All of that cash is pointed at one thing: completing the ReCET Clinical Study. This is the big one, the pivotal trial that will determine whether the FDA lets them sell the device.
The trial design is about as rigorous as it gets. It's multicenter (up to 40 sites across the U.S. and Australia), randomized, double-blinded, and sham-controlled. That last part is key. Sham-controlled means some patients will undergo a fake version of the procedure, so researchers can tease apart the placebo effect from real results. It's the gold standard for device trials, and it's expensive to run; which explains why they need $138 million.
Enrollment has been underway since October 2024, after the FDA granted an Investigational Device Exemption in late 2023. CEO Stacey Pugh (formerly of Medtronic and Butterfly Network) framed the funding as a finish line in sight: "This financing puts us in a strong position to complete our pivotal study and take the ReCET System through FDA approval."
Her ambition goes beyond symptom management. "By restoring the duodenum to a healthier state, we aim to help patients do more than manage their symptoms," she said. "We want to potentially alter their disease progression."
Endogenex isn't operating in a vacuum.

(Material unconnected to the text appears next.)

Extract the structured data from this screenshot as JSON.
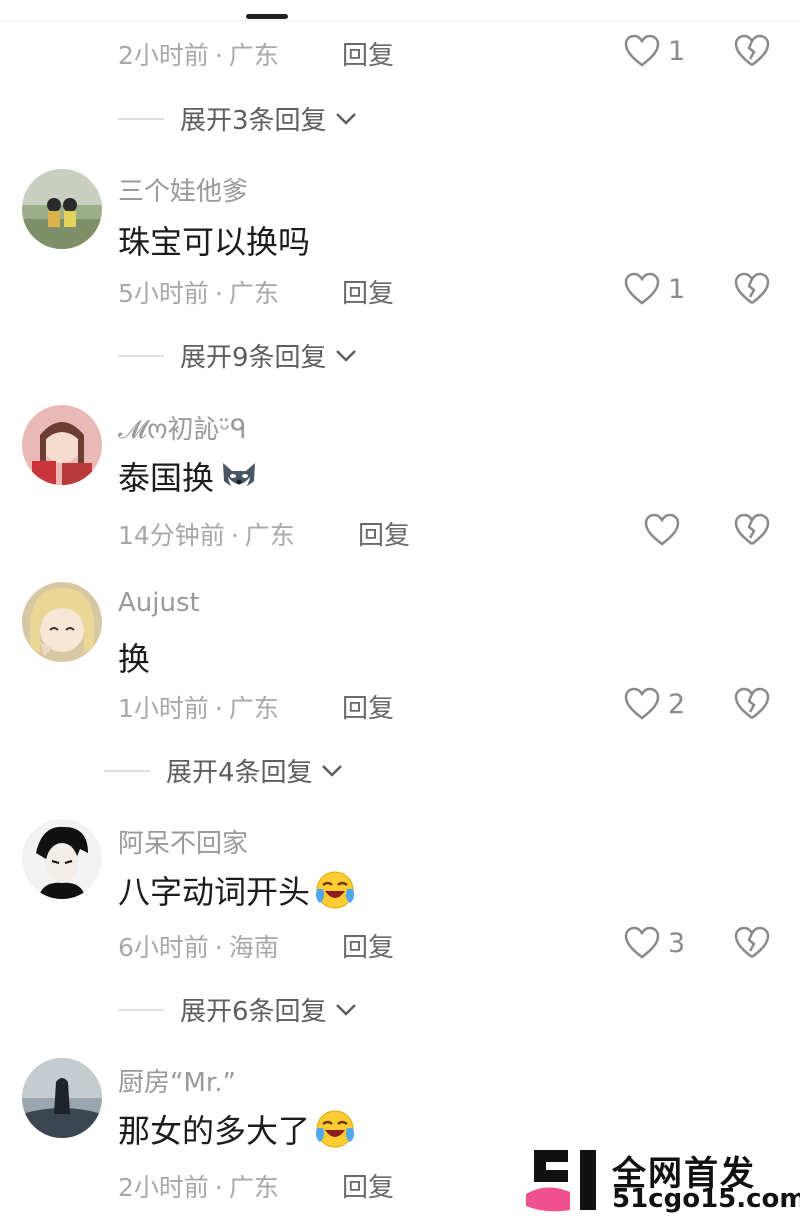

Fractyl Health has been developing a similar concept called Revita, which uses hot water (hydrothermal ablation) instead of electrical pulses to resurface the duodenal lining. Fractyl's data looks promising: improved insulin sensitivity and benefits that persist up to two years.
So why does Endogenex think their approach is better? The non-thermal angle is the key differentiator. Using electricity instead of heat could mean more precise tissue targeting and fewer complications; though that's exactly what the pivotal trial needs to prove. Fractyl has a head start on clinical data, but Endogenex's pulsed-field technology represents a newer generation of the concept.
It's a bit like the early streaming wars. Fractyl got to market first (think Netflix), but Endogenex is betting its technology is fundamentally better (the Disney+ play). Whether that bet pays off depends entirely on the trial results.
Zoom out, and the bigger story here is about a philosophical shift in how we treat type 2 diabetes. For decades, the answer has been drugs: metformin, then sulfonylureas, then GLP-1 agonists like Ozempic and Mounjaro. These work, but they require ongoing use. Stop taking them, and the benefits fade.
A one-time procedure that resets your metabolic wiring? That's a fundamentally different value proposition. It's the difference between renting and owning.
With hundreds of millions of people living with diabetes worldwide (the vast majority being type 2), even a modest slice of that population represents an enormous market. And emerging research suggests that duodenal inflammation plays a role in disease progression that current drugs simply don't address.
Of course, we've been here before. Promising device-based approaches to metabolic disease have fizzled in the past. The sham-controlled trial is the ultimate truth serum, and plenty of exciting therapies have crumbled when tested against a convincing placebo.
But $138 million says some very smart people think this one's different. The next couple of years will tell us if they're right.